Он физически ощутил волну невыносимой тоски, наплывающей с соседней полки. Он только что зубами не скрипел. Сказать было нельзя ничего, ни слова — мало того что отпуска бы лишили, вообще сделали бы такое, по сравнению с чем и последние его тутошние недели показались бы раем. Там есть такие изощренные способы, которые здесь и в голову не придут.
— Да, простите, — быстро сказала Вера. — Да уже и приехали почти.
— Чего-то я бормотала ночью во сне, да? — спросила она холодным, розовым, снежным новгородским утром, когда поезд подкатывал к вокзалу.
— Не помню, — сказал так называемый Трубников. — Я, знаете, сам иногда во сне… Даже до крика доходит, если кошмар.
— Нет, мне кошмары не снятся. Мне сплошная радость снится. А проснешься — и тогда кошмар.
— Ничего, Вера, — сказал Трубников. — Все лучше смерти, помните об этом, ладно?
— Удачи, — сказала она.
Трубников некоторое время смотрел ей вслед. Надо было, однако, торопиться. Он быстро пошел в зал ожидания и уселся на скамейку. «Шике-шике-швайне», — пела Глюкоза. Шике-шике швайне сидели вокруг, позевывали, читали газеты. В эту секунду так называемый Трубников любил их невыносимо, потому что пребывать среди них ему оставалось не более минуты, а расставание предстояло не менее чем на год. Он закрыл глаза и с искренним сожалением покинул неприятное тело Трубникова.

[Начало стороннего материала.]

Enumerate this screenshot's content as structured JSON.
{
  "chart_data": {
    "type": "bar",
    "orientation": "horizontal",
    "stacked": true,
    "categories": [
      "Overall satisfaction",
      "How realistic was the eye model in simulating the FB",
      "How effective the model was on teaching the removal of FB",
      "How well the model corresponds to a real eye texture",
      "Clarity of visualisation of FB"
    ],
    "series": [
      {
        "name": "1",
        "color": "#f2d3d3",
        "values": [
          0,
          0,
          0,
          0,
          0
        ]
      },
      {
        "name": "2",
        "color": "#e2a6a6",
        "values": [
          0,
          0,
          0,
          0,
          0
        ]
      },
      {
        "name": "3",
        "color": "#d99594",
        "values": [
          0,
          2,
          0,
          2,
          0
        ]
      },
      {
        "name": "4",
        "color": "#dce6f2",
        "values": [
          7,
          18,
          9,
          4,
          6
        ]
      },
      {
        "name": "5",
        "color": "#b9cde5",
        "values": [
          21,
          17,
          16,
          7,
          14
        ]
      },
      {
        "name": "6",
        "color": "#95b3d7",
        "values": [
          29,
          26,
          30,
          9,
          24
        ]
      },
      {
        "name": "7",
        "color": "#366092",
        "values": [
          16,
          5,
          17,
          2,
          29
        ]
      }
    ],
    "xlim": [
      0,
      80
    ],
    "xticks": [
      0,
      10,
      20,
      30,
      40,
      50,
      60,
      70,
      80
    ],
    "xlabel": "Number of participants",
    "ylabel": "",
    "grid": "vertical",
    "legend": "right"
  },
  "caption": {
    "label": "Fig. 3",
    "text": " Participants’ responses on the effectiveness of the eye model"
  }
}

Валентин Трубников, придя в себя, долго еще сидел на скамье в зале ожидания, пытаясь понять, как это его, приличного человека, начальника планового отдела, отца двоих детей, занесло в Нижний Новгород холодным январским утром. Бывают такие удивительные провалы в памяти, вроде и не пил ничего. Он не очень хорошо помнил, что с ним было в последние сутки, с тех самых пор, как чужая убедительная воля порекомендовала ему ненадолго заткнуться и принялась бесцеремонно распоряжаться его телом, паспортом и бумажником. Кстати, бумажник. Он заглянул туда и обнаружил обратный билет на дневной поезд. Быстро позвонить жене. Странные, необъяснимые случаи, наверняка отравление или цыганка. А иногда, читал он, вообще находят со стертой памятью, одинокого, потерянного, тоже где-нибудь на вокзале: как он попал в какой-нибудь Комсомольск-на-Амуре, совершенно не помнит. Определенно повезло.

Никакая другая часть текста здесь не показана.